Report cards give you an idea of your child’s progress across subject areas.
How to talk about disappointing grades
First ask yourself, “Do I have a reason to be disappointed?” Grades alone may not be the best way to judge performance. In some classes, a “C” or lower may be cause for celebration if the subject was challenging and your child gave their best effort.
If you feel your disappointment is legitimate, follow this outline for talking to your child:
- Begin with the positive. Most report cards have a mixture of good and bad news. Recognize the good, especially if your child showed improvement or met a challenge.
- Understand your child’s point of view. Is she satisfied with the grades? Does she feel they can improve? If so, how? “Tell me about how things have been going lately” starts a safe, open discussion about any challenges she might be having with the subject.
- Explain why you are unhappy. Let him know what you expect
- Determine the real cause of the problem. It is generally study habits or a more particular problem? Is it something that can be changed at home?
- Come up with a plan with your child. Make this plan as specific as possible. Include yourself in the plan: what can you do? If you are not sure how to help her, call the teacher to set up a conference.
- Implement — and monitor — your plan.
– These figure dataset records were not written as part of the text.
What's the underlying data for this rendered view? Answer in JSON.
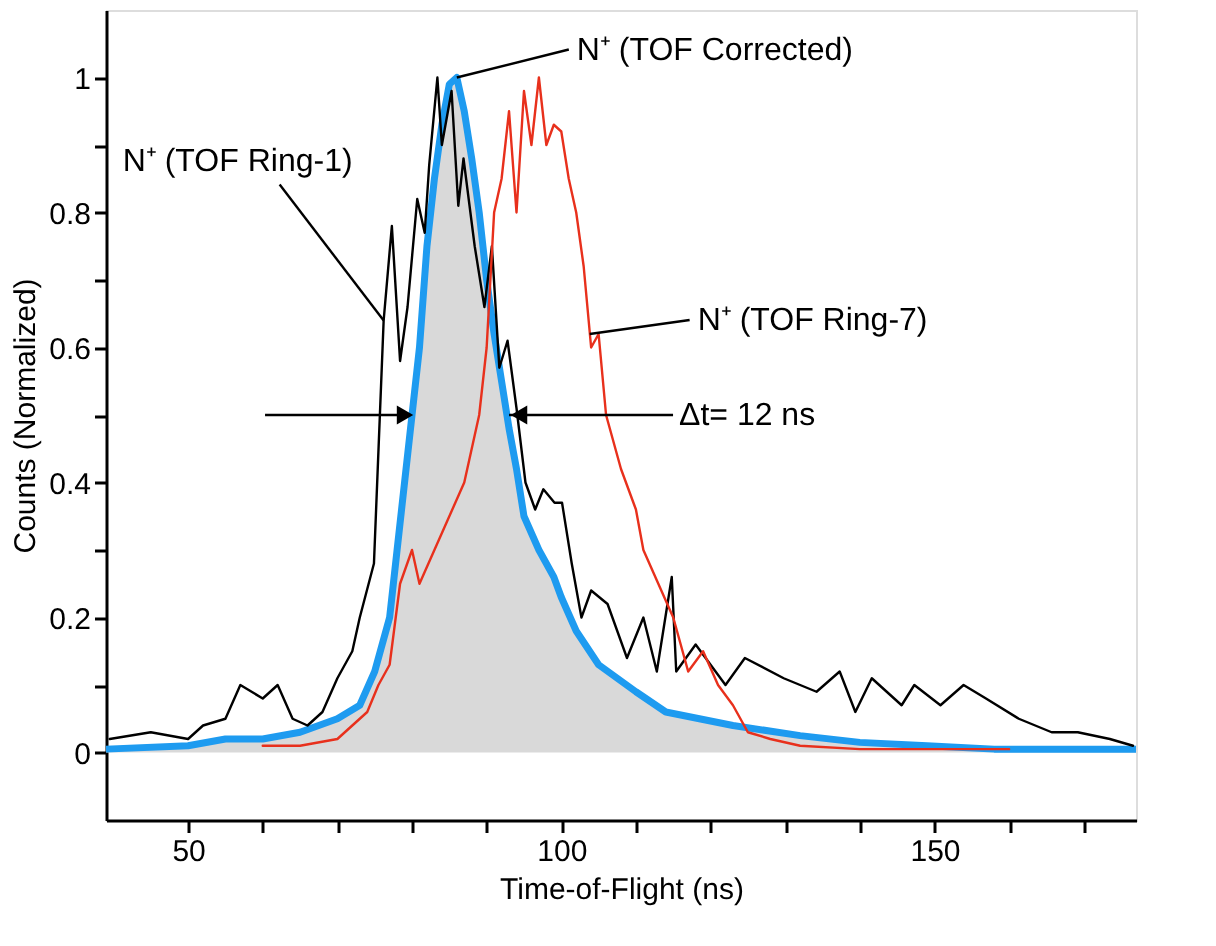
{
  "chart_data": {
    "type": "line",
    "xlabel": "Time-of-Flight (ns)",
    "ylabel": "Counts (Normalized)",
    "xlim": [
      39,
      177
    ],
    "ylim": [
      -0.1,
      1.1
    ],
    "xticks": [
      50,
      {
        "value": 60,
        "label": null
      },
      {
        "value": 70,
        "label": null
      },
      {
        "value": 80,
        "label": null
      },
      {
        "value": 90,
        "label": null
      },
      100,
      {
        "value": 110,
        "label": null
      },
      {
        "value": 120,
        "label": null
      },
      {
        "value": 130,
        "label": null
      },
      {
        "value": 140,
        "label": null
      },
      150,
      {
        "value": 160,
        "label": null
      },
      {
        "value": 170,
        "label": null
      }
    ],
    "yticks": [
      0,
      {
        "value": 0.1,
        "label": null
      },
      0.2,
      {
        "value": 0.3,
        "label": null
      },
      0.4,
      {
        "value": 0.5,
        "label": null
      },
      0.6,
      {
        "value": 0.7,
        "label": null
      },
      0.8,
      {
        "value": 0.9,
        "label": null
      },
      1
    ],
    "line_style": "solid",
    "series": [
      {
        "color": "#000000",
        "x": [
          39.5,
          45,
          50,
          52,
          55,
          57,
          60,
          62,
          64,
          66,
          68,
          70,
          72,
          73,
          74.9,
          76.2,
          77.3,
          78.4,
          79.4,
          80.7,
          81.7,
          82.3,
          83.4,
          84,
          85.3,
          86.2,
          86.9,
          88.4,
          89.7,
          90.7,
          91.7,
          92.8,
          94,
          95.2,
          96.5,
          97.6,
          99.1,
          100.1,
          101.4,
          102.7,
          104,
          106.2,
          108.8,
          111,
          112.8,
          114.8,
          115.4,
          118,
          122,
          124.6,
          129.8,
          134.2,
          137.3,
          139.4,
          141.6,
          145.6,
          147.3,
          150.8,
          153.9,
          156.9,
          161.3,
          165.7,
          169.2,
          173.5,
          176.6
        ],
        "values": [
          0.02,
          0.03,
          0.02,
          0.04,
          0.05,
          0.1,
          0.08,
          0.1,
          0.05,
          0.04,
          0.06,
          0.11,
          0.15,
          0.2,
          0.28,
          0.64,
          0.78,
          0.58,
          0.66,
          0.82,
          0.77,
          0.87,
          1.0,
          0.9,
          0.98,
          0.81,
          0.88,
          0.75,
          0.66,
          0.75,
          0.57,
          0.61,
          0.51,
          0.4,
          0.36,
          0.39,
          0.37,
          0.37,
          0.28,
          0.2,
          0.24,
          0.22,
          0.14,
          0.2,
          0.12,
          0.26,
          0.12,
          0.16,
          0.1,
          0.14,
          0.11,
          0.09,
          0.12,
          0.06,
          0.11,
          0.07,
          0.1,
          0.07,
          0.1,
          0.08,
          0.05,
          0.03,
          0.03,
          0.02,
          0.01
        ]
      },
      {
        "color": "#e8301c",
        "x": [
          60,
          65,
          70,
          72,
          74,
          75.5,
          77,
          78.4,
          80,
          81,
          83,
          85,
          87,
          89,
          90,
          91,
          92,
          93,
          94,
          95,
          96,
          97,
          98,
          99,
          100,
          101,
          102,
          103,
          104,
          105,
          106,
          108,
          110,
          111,
          113,
          115,
          117,
          119,
          121,
          123,
          125,
          128,
          132,
          140,
          150,
          160
        ],
        "values": [
          0.01,
          0.01,
          0.02,
          0.04,
          0.06,
          0.1,
          0.13,
          0.25,
          0.3,
          0.25,
          0.3,
          0.35,
          0.4,
          0.5,
          0.6,
          0.8,
          0.85,
          0.95,
          0.8,
          0.98,
          0.9,
          1.0,
          0.9,
          0.93,
          0.92,
          0.85,
          0.8,
          0.72,
          0.6,
          0.62,
          0.5,
          0.42,
          0.36,
          0.3,
          0.25,
          0.2,
          0.12,
          0.15,
          0.1,
          0.07,
          0.03,
          0.02,
          0.01,
          0.005,
          0.005,
          0.005
        ]
      },
      {
        "type": "area",
        "color": "#1e9bf0",
        "x": [
          39,
          50,
          55,
          60,
          65,
          70,
          73,
          75,
          77,
          78,
          79,
          80,
          81,
          82,
          83,
          84,
          85,
          86,
          87,
          88,
          89,
          90,
          91,
          92,
          93,
          94,
          95,
          97,
          99,
          100,
          102,
          105,
          110,
          114,
          123,
          132,
          140,
          149,
          158,
          177
        ],
        "values": [
          0.005,
          0.01,
          0.02,
          0.02,
          0.03,
          0.05,
          0.07,
          0.12,
          0.2,
          0.3,
          0.4,
          0.5,
          0.6,
          0.75,
          0.85,
          0.93,
          0.99,
          1.0,
          0.95,
          0.88,
          0.8,
          0.7,
          0.62,
          0.55,
          0.48,
          0.42,
          0.35,
          0.3,
          0.26,
          0.23,
          0.18,
          0.13,
          0.09,
          0.06,
          0.04,
          0.025,
          0.015,
          0.01,
          0.005,
          0.005
        ]
      }
    ],
    "annotations": [
      {
        "text": "N⁺ (TOF Ring-1)",
        "x": 76.2,
        "y": 0.64
      },
      {
        "text": "N⁺ (TOF Corrected)",
        "x": 86,
        "y": 1.0
      },
      {
        "text": "N⁺ (TOF Ring-7)",
        "x": 103.8,
        "y": 0.62
      },
      {
        "text": "Δt= 12 ns",
        "x": 93,
        "y": 0.5
      }
    ]
  }
}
The next report card or progress report will almost certainly be an improvement. And, most importantly, it won’t be a surprise.
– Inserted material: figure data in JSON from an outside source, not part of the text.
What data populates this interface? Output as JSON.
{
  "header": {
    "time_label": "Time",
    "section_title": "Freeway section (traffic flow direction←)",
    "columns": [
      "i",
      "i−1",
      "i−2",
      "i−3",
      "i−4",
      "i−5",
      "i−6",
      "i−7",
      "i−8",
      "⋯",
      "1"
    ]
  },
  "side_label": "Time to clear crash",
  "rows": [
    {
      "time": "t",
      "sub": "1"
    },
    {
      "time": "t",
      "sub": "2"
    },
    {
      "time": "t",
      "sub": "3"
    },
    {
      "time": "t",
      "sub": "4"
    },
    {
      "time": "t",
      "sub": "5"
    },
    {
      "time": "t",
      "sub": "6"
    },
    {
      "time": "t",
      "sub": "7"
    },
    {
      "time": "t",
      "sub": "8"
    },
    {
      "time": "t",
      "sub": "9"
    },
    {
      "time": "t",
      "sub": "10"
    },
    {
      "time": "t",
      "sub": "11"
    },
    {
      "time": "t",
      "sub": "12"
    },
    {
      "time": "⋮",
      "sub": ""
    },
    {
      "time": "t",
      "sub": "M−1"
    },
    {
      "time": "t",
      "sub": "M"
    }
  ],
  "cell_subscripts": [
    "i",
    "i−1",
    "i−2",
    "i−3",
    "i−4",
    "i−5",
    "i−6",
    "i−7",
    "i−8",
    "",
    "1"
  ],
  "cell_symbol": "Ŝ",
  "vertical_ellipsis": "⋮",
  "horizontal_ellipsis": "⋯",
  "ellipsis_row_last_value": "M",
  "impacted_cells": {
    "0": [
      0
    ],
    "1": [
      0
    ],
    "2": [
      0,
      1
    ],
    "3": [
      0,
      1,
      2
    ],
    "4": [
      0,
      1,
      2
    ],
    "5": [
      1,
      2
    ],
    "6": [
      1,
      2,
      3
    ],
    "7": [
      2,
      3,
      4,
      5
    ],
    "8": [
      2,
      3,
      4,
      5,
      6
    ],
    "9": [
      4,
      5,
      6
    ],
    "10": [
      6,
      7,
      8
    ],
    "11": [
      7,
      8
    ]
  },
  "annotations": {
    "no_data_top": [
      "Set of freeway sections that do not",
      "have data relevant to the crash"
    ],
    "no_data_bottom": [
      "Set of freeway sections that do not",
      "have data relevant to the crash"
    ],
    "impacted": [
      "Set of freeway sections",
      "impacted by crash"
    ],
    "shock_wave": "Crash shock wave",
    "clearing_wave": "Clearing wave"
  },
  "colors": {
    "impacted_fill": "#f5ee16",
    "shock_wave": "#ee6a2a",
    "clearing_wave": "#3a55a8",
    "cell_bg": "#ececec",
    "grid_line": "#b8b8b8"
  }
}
Set up your child for success
At the start of the year, talk to your child about your expectations. Expectations are what you hope your child will achieve: the quality and quantity of school work required and when it will be done. Set clear, consistent expectations about school work and behavior. Follow through with consequences if expectations are not met.
These three tips will help you set up yourself and your child for a pleasant conversation when report cards come home:
- Pay attention to how your child is doing in school throughout the year. The content of report cards or progress reports shouldn’t be a surprise. Most teachers work hard to talk with parents if a child is having difficulty in school. If that is not the case with your son or daughter, contact the teacher.
Let your child know that he is more than his report card. Remind him of all the things that make him special and important in your family.
- Don’t shame or demean your child. It only reinforces poor self-esteem and underachieving behavior. Show interest and try to listen and understand first.
Too much focus on grades may increase the amount of stress your child feels. Open, ongoing communication is the best way to manage everyone’s expectations.
Clark, R. M. (1993). Homework-focused parenting practices that positively affect student achievement. In N. F. Chavkin (Ed.), Families and schools in a pluralistic society (pp. 85-105). Albany, NY: State University of New York Press.
Guskey, T.R. (2006). Making high school grades meaningful. The Phi Delta Kappan, 87(9), 670-675.
National Education Association. (n.d). Research spotlight on parental involvement in education.
U. S. Department of Education, Office of Educational Research and Improvement (1994). What do student grades mean? Differences across schools. Washington, DC: Office of Research, Office of Educational Research and Improvement, U. S. Department of Education.
Vanderbilt University Center for Teaching. (n.d.) Grading student work.